La partie immergée de l'iceberg
Les erreurs judiciaires hautement médiatisées, comme celle d'Outreau, ne sont donc que la partie émergée d'un gigantesque iceberg. Faut-il faire porter aux magistrats la responsabilité de cette situation ? Il y a parmi eux, bien évidemment, un certain pourcentage d'incompétents et de paresseux, comme chez les enseignants, les ingénieurs et les ouvriers, mais l'essentiel du problème n'est pas là. Il n'est pas non plus dans l'insuffisance des effectifs et du budget, même si les augmentations réalisées depuis quelques années sont encore à poursuivre. Non, ce qui mine la justice, ce qui nuit à sa productivité, à son efficacité et à celle de la police, ce qui cause une bonne partie de la fracture civique à son niveau, c'est la complication inutile des codes, à commencer par ceux de procédure. Si nos entreprises doivent parfois affronter la concurrence en traînant un boulet réglementaire, nos tribunaux et leurs auxiliaires doivent travailler entravés par une véritable camisole de force, dont la trame est la logorrhée législative et réglementaire que produisent nos hommes politiques.

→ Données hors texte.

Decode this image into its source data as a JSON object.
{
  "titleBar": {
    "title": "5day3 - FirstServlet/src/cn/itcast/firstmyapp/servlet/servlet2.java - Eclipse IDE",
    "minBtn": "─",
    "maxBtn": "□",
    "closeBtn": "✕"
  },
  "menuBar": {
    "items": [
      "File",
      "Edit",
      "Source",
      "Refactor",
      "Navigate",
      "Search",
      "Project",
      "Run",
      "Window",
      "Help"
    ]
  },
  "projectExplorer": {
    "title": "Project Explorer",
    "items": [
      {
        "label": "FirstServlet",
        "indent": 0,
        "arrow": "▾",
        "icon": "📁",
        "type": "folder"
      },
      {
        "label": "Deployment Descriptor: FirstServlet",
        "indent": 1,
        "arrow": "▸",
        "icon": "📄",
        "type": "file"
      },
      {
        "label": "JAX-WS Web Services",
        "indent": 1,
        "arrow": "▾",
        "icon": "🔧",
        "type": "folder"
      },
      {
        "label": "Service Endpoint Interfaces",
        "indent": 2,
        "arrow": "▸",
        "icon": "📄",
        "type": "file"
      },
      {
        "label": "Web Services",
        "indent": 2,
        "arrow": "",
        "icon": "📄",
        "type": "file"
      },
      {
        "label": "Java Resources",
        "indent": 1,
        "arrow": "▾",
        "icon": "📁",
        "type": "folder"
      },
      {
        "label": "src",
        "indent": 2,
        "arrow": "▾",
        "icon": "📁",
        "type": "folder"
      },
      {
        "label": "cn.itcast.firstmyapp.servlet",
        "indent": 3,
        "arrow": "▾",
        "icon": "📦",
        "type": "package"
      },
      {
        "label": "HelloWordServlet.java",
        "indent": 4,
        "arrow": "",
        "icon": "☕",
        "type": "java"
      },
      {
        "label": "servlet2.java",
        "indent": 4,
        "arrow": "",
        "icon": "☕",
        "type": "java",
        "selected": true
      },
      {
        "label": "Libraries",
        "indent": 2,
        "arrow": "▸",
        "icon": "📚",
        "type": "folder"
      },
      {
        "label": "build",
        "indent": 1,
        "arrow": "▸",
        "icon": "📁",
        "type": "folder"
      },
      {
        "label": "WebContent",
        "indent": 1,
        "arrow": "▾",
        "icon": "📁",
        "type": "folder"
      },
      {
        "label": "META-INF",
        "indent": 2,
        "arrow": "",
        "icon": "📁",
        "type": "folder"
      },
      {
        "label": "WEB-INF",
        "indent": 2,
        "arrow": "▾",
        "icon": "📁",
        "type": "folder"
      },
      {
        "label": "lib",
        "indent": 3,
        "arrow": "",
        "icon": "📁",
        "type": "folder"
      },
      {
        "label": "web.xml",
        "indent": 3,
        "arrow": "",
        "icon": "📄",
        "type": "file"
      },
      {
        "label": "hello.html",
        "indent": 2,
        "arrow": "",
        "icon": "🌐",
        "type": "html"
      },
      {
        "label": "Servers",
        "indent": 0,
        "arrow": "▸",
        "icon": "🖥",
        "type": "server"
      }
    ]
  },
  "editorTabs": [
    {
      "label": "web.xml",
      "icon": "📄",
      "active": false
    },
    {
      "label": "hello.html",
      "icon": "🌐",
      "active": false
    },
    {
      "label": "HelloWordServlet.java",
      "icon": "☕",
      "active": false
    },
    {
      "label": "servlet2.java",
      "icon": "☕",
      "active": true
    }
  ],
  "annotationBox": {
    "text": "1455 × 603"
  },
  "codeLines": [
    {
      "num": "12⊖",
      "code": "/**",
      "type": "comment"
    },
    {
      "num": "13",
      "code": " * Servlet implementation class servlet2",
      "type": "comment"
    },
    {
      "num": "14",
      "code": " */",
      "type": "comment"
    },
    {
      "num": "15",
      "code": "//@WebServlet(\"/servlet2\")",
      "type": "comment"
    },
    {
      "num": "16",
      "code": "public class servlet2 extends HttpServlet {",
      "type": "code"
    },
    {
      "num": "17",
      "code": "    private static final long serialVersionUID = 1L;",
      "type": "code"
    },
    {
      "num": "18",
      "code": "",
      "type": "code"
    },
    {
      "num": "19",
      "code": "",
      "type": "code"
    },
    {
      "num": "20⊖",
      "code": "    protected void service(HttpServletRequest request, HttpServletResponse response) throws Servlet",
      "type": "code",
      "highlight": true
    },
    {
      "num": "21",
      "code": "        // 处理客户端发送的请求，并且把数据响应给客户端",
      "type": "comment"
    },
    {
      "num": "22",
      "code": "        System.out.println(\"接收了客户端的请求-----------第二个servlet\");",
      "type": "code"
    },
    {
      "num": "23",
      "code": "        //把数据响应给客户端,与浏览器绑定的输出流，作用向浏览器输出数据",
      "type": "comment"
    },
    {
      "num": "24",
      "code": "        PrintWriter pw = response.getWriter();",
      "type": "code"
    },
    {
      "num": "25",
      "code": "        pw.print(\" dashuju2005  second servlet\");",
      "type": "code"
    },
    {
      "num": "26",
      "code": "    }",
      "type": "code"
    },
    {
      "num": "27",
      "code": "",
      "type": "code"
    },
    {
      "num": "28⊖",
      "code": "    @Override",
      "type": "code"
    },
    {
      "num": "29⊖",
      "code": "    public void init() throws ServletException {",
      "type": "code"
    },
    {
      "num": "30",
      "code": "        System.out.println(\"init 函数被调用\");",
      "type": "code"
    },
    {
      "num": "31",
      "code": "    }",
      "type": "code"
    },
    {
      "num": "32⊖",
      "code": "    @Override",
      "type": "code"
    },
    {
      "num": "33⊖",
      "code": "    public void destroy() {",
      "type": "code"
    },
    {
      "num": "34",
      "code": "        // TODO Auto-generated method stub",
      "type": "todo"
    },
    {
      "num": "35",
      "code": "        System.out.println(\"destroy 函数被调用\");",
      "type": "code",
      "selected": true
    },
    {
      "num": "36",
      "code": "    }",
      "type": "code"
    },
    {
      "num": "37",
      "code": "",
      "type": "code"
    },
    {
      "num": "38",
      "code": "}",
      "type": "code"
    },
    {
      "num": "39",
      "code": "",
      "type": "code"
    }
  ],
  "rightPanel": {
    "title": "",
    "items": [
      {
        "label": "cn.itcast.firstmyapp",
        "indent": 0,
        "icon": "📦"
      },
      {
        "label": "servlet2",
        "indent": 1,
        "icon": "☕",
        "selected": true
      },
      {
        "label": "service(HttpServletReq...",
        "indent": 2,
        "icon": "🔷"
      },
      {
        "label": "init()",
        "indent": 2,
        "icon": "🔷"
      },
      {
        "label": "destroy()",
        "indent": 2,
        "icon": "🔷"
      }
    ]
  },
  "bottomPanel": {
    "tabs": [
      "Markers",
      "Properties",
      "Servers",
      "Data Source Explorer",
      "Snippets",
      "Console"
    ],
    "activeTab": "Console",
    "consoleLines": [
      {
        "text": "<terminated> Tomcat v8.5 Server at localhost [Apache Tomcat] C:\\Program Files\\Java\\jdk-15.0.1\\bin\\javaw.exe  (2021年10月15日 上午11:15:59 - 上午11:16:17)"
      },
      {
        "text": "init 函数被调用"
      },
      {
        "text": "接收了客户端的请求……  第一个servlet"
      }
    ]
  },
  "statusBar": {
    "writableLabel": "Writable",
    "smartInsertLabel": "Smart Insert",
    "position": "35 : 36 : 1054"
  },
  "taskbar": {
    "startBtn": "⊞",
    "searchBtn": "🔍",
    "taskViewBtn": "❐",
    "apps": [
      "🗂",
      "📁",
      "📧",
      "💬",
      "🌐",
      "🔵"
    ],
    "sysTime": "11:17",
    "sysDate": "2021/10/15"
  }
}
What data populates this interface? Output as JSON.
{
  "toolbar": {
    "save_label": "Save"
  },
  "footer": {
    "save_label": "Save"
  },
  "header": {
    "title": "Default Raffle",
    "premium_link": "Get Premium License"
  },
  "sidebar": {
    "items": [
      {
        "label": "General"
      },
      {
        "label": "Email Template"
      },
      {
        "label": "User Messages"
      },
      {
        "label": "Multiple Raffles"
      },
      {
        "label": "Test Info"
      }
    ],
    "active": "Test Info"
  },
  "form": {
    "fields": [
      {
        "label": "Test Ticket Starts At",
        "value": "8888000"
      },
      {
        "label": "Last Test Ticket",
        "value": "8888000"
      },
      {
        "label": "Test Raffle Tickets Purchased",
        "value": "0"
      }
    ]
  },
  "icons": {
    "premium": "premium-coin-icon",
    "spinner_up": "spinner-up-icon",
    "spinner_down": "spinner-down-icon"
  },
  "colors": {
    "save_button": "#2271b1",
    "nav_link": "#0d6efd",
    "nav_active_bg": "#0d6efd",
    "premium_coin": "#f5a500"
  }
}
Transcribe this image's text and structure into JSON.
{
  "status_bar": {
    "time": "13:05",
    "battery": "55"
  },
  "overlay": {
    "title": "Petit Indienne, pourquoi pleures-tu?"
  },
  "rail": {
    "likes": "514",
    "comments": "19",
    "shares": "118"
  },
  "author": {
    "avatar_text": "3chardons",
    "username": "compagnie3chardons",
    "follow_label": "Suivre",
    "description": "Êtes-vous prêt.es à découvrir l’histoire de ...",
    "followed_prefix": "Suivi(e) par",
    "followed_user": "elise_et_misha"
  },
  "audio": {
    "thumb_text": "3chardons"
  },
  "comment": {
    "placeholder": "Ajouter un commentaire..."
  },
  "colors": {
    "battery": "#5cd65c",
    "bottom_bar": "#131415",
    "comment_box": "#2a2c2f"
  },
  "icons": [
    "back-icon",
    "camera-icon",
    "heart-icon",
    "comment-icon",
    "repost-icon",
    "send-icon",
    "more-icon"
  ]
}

La fracture civique s'approfondit encore du fait que les forces de l'ordre, envoyées souvent au casse-pipe sans autre récompense que d'être stigmatisées pour quelques "bavures", se défoulent sur les braves gens. Cent-cinquante blessés pour déférer au parquet quelques centaines de voyous : je comprend ces policiers que je voyais récemment mettre à la chaîne deux cent PV à des voitures très bien garées, mais stationnées à un endroit qui avait été réservé aux poids-lourds, et qui l'est resté par incurie dix ans après le déménagement du marché-gare qui avait jadis justifié la mesure. Le tir aux pigeons, c'est plus confortable que de servir de cible à des adolescents sûrs de leur impunité ! Les pigeons ne ripostent pas ; ils se contentent de détester et de mépriser l'État qui leur complique bêtement l'existence au lieu de faire régner l'ordre : la fracture civique s'approfondit.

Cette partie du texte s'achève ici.